Published on December 18th, 2020 | by Sunit Nandi0
MacDroid – The Better Android File Transfer
The State of Android File Transfer
Transferring files between macOS and Android has been problematic from the very start. It seems that Apple and Google have not really put much thought into seamlessly integrating both the ecosystems together. Hence, the default Android File Transfer Mac app from Google is riddled with several small but annoying bugs. Sometimes it will not detect the Android phone plugged in, sometimes it will hang while transferring a file and sometimes the Android device will disappear from macOS while transferring. File browsing can be slow, and you can transfer only one file at a time (due to the nature of MTP), and multiple transfers will be queued one after the other. There is no integration with Finder, so most of Mac’s nice features like search, multi-tabbed browsing and file preview are missing.
Here Comes MacDroid
Recently I came across MacDroid, and it claimed to “the bridge between Android and macOS”. Curious, I got myself a subscription that costs $19.99 annually for up to 5 devices and downloaded the app from https://www.macdroid.app/downloads/. Upon opening the DMG file, I got this screen.
I moved the app to /Applications as guide by the open DMG window.
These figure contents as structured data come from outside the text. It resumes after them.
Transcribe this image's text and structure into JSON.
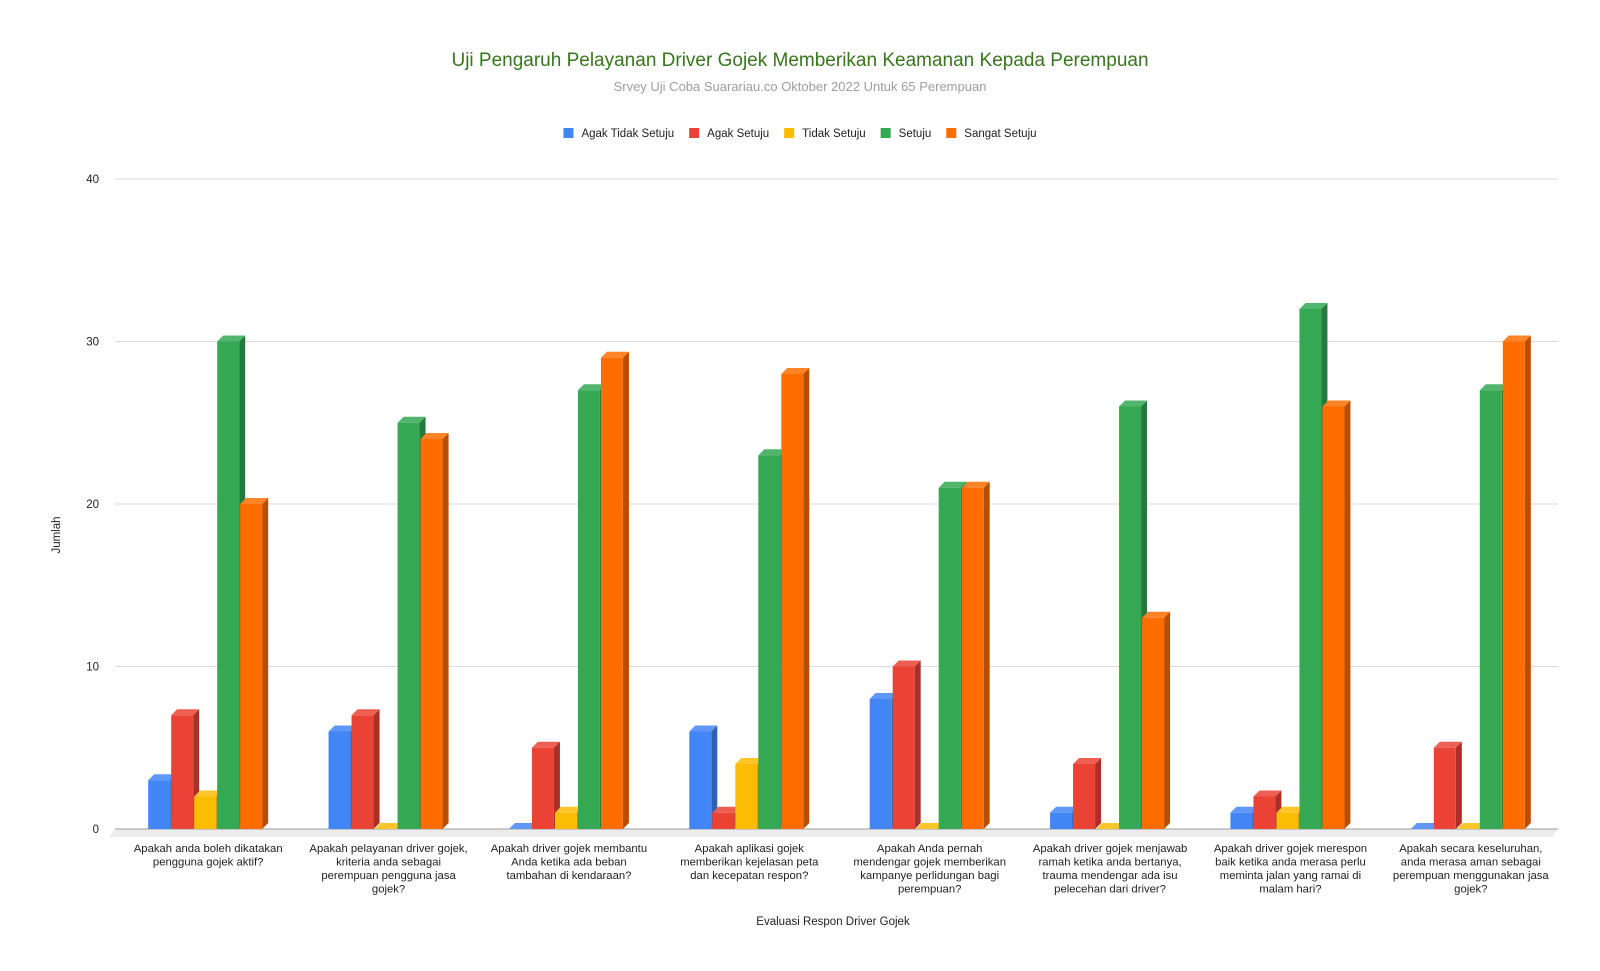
{
  "chart_data": {
    "type": "bar",
    "title": "Uji  Pengaruh Pelayanan Driver Gojek Memberikan Keamanan Kepada Perempuan",
    "subtitle": "Srvey Uji Coba Suarariau.co Oktober 2022 Untuk  65 Perempuan",
    "xlabel": "Evaluasi  Respon Driver Gojek",
    "ylabel": "Jumlah",
    "ylim": [
      0,
      40
    ],
    "yticks": [
      "0",
      "10",
      "20",
      "30",
      "40"
    ],
    "grid": true,
    "legend_position": "top",
    "categories": [
      [
        "Apakah anda boleh dikatakan",
        "pengguna gojek aktif?"
      ],
      [
        "Apakah pelayanan driver gojek,",
        "kriteria anda sebagai",
        "perempuan pengguna jasa",
        "gojek?"
      ],
      [
        "Apakah driver gojek membantu",
        "Anda ketika ada beban",
        "tambahan di kendaraan?"
      ],
      [
        "Apakah aplikasi gojek",
        "memberikan kejelasan peta",
        "dan kecepatan respon?"
      ],
      [
        "Apakah Anda pernah",
        "mendengar gojek memberikan",
        "kampanye perlidungan bagi",
        "perempuan?"
      ],
      [
        "Apakah driver gojek menjawab",
        "ramah ketika anda bertanya,",
        "trauma mendengar ada isu",
        "pelecehan dari driver?"
      ],
      [
        "Apakah driver gojek merespon",
        "baik ketika anda merasa perlu",
        "meminta jalan yang ramai di",
        "malam hari?"
      ],
      [
        "Apakah secara keseluruhan,",
        "anda merasa aman sebagai",
        "perempuan menggunakan jasa",
        "gojek?"
      ]
    ],
    "series": [
      {
        "name": "Agak Tidak Setuju",
        "color": "#4285f4",
        "values": [
          3,
          6,
          0,
          6,
          8,
          1,
          1,
          0
        ]
      },
      {
        "name": "Agak Setuju",
        "color": "#ea4335",
        "values": [
          7,
          7,
          5,
          1,
          10,
          4,
          2,
          5
        ]
      },
      {
        "name": "Tidak Setuju",
        "color": "#fbbc04",
        "values": [
          2,
          0,
          1,
          4,
          0,
          0,
          1,
          0
        ]
      },
      {
        "name": "Setuju",
        "color": "#34a853",
        "values": [
          30,
          25,
          27,
          23,
          21,
          26,
          32,
          27
        ]
      },
      {
        "name": "Sangat Setuju",
        "color": "#ff6d01",
        "values": [
          20,
          24,
          29,
          28,
          21,
          13,
          26,
          30
        ]
      }
    ]
  }
}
The app is now on the Launchpad.
Alternatively if you have Homebrew on your Mac, simply type (without quotes) “brew install –cask macdroid” in the terminal to install MacDroid.
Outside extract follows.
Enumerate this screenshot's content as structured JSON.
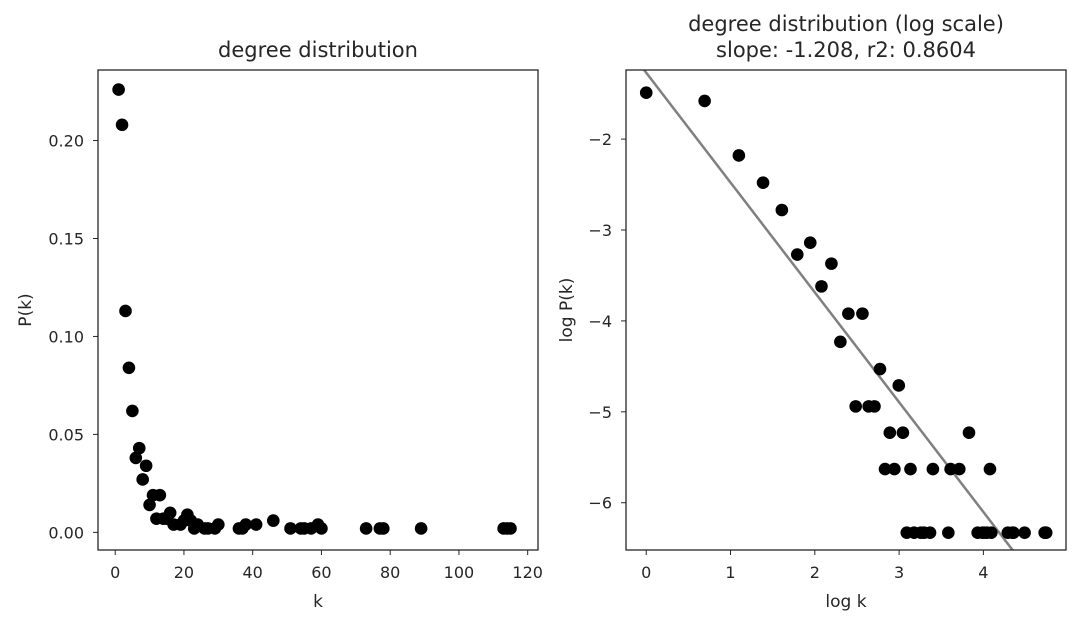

Launching the app gives a set of introductory screens where you go next one after the other and finally come to the point where you are asked to activate.
Click “Activate”, enter the activation key and your email and click “OK”. The product will be activated.
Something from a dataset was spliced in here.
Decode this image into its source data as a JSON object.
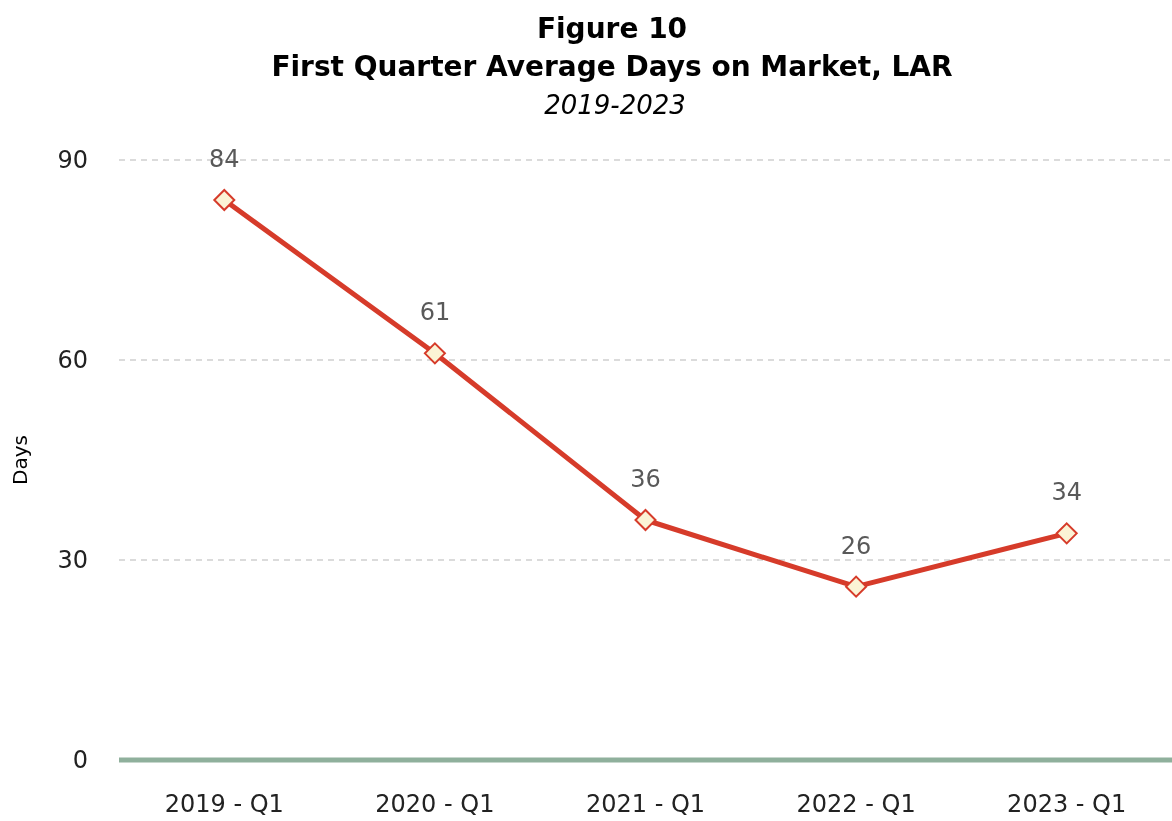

Now let’s move on the usage.
Usage and Experience
In the main screen of the application, you will see there is an option to either connect the Android device via MTP or ADB.
When I connected my Google Pixel 4A to my MacBook Pro 13” with a type-C to type-C cable, the phone got detected immediately and was connected in MTP mode.
Clicking on “Show in Finder” in this mode launches a finder window with Pixel 4A listed as one of the drives. Double-clicking the Pixel 4A icon opens the Internal Shared Storage of my phone in my case.
I am able to browse the files and folders within Finder itself. I can open multiple tabs, perform searches, preview files and move photos from Android phone to Mac computer. However, due to the underlying protocol (MTP), at any time one can upload, download or preview only one file. MacDroid works around this limitation by using a file system cache on the MacBook that preloads any reads/writes to/from the Android device. Once files for reading are cached, parallel access to the cache is possible. Similarly, while writing, the parallel writes are written to the cache, after which the files are sequentially updated on the device in the background. MacDroid’s intelligent implementation of caching makes the user’s life a lot easier compared to Google’s Android File Transfer that directly reads and/or updates files on the device, which is prone to delays and stuck UI.
There is an even faster method to access Android storage using Android Debug Bridge (ADB). To enable this, go to Settings on your Android device, the go to Developer Options. Scroll down till you get the USB Debugging option. Enable it. You will get a warning. Tap ‘Ok’ to allow it.
If your phone is plugged in, you will get a prompt that shows the RSA fingerprint of the computer it is connected to. Checkmark “Always allow from this computer” and then tap “Allow”.
MacDroid now shows that the phone is connected in ADB mode. Some devices, especially Xiaomi and Google devices can be a bit finicky connecting in this mode. For these devices, allow up to a full minute for the device to be mounted.
One can now browse in the same manner as MTP mode, but there are two main differences. In ADB mode, you can browse not only the shared storages, but also private storage folders that contain application data. The overall directory structure is different.
Also, instead of one file being fetched or updated at once from the cache, multiple files are synchronized. After a file is copied into the device, a small icon on the right bottom side of the file icon displays whether the file is currently being synchronized with the device.
When MacDroid is running, the settings and options are available in the macOS menu bar upon clicking the icon. That’s pretty much all you need to configure MacDroid and manage Android devices attached to the Mac.
Here’s a step-by-step video detailing how one can transfer photos from Android to a Mac with MacDroid.
- Extremely simple and straightforward to use
- Conveniently mounts Android file systems for use with Finder
- Uses caching to speed up reads and writes and allow parallel file use in MTP mode
- Optional ADB mode for faster file synchronization
- ADB mode is unreliable and takes time to mount on certain Xiaomi and Google Pixel devices.
Techno FAQ rating: 9.7/10
Overall, MacDroid is super simple and straightforward to use. It does one job and does it extremely well. I am very pleased by it and find it well worth the $19.99 annual subscription fees, considering the convenience and the time saved by not dealing with the bug-riddled Android File Transfer.